Expédié par le Standard au KV Malines, il essaye de comprendre mais c’est dur. En attendant, il ne pourra pas jouer contre le Standard ce week-end. Et ça aussi, il avale mal.

Malines, jeudi dernier. Christian Benteke (19 ans) quitte le stade après son tout premier entraînement en rouge et jaune. Benteke au KaVé: ce n’était pas dans les intentions d’un attaquant qui s’était juré de percer cette saison au Standard. Mais la direction de Sclessin a décidé pour lui, dans les dernières heures du mercato : Aloys Nong quittait Malines pour le Standard et Benteke avait juste le droit de se recaser en Flandre et de la fermer. Il n’a découvert son nouvel environnement que dix jours après son transfert, vu sa présence dans le noyau des Diables.
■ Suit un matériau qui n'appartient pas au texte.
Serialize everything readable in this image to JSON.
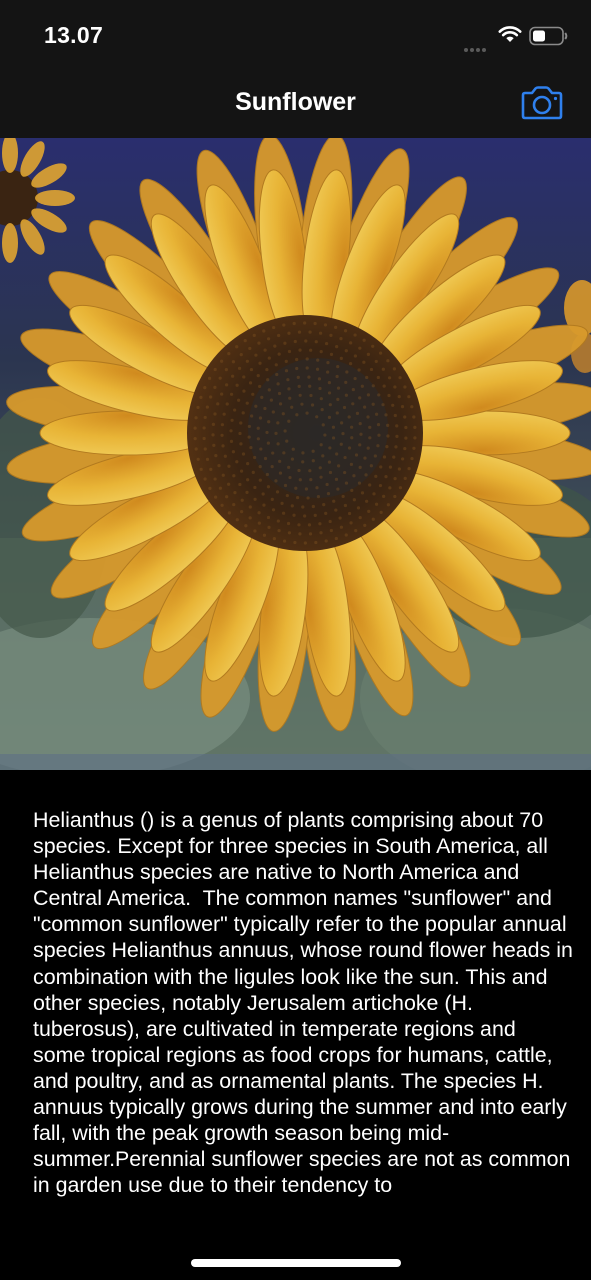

Benteke international: au moins une raison, pour lui, de rigoler…

Tu passes une bonne partie de ta journée à régler un tas de détails pratiques: recevoir tes équipements, te faire prendre les mesures pour un costume, visiter un appartement, discuter de la voiture du club, etc. Toutes des choses qu’un footballeur fait normalement pendant ses congés. Ce n’est pas embêtant de devoir se concentrer sur tout cela alors qu’on est en plein championnat?
Christian Benteke: Non, je ne me prends pas la tête. Je compte deux heures pour mettre toutes ces formalités en ordre, puis je considérerai que je serai installé dans ce club et je pourrai oublier l’extra-sportif.

Alors, heureux?
Oui, je suis content de faire maintenant partie d’un club qui a sa place dans le top 6 belge.

Que sais-tu de Malines?
A mes yeux, ça a toujours été un club sympa, une famille où il fait bon vivre. Je vois beaucoup de points communs avec Courtrai. Sauf que le public est plus nombreux et plus chaud ici. J’ai déjà joué sur cette pelouse avec le Standard et Courtrai: ce n’était jamais très cool. Je pense aussi qu’il y aura plus de pression qu’à Courtrai, où on jouait surtout pour se faire plaisir, où une défaite n’était pas une vraie catastrophe.

Qu’est-ce que tu sais sur Marc Brys?
Je ne connais pas son parcours par coeur mais je sais que c’est un ami de Georges Leekens et un ancien policier…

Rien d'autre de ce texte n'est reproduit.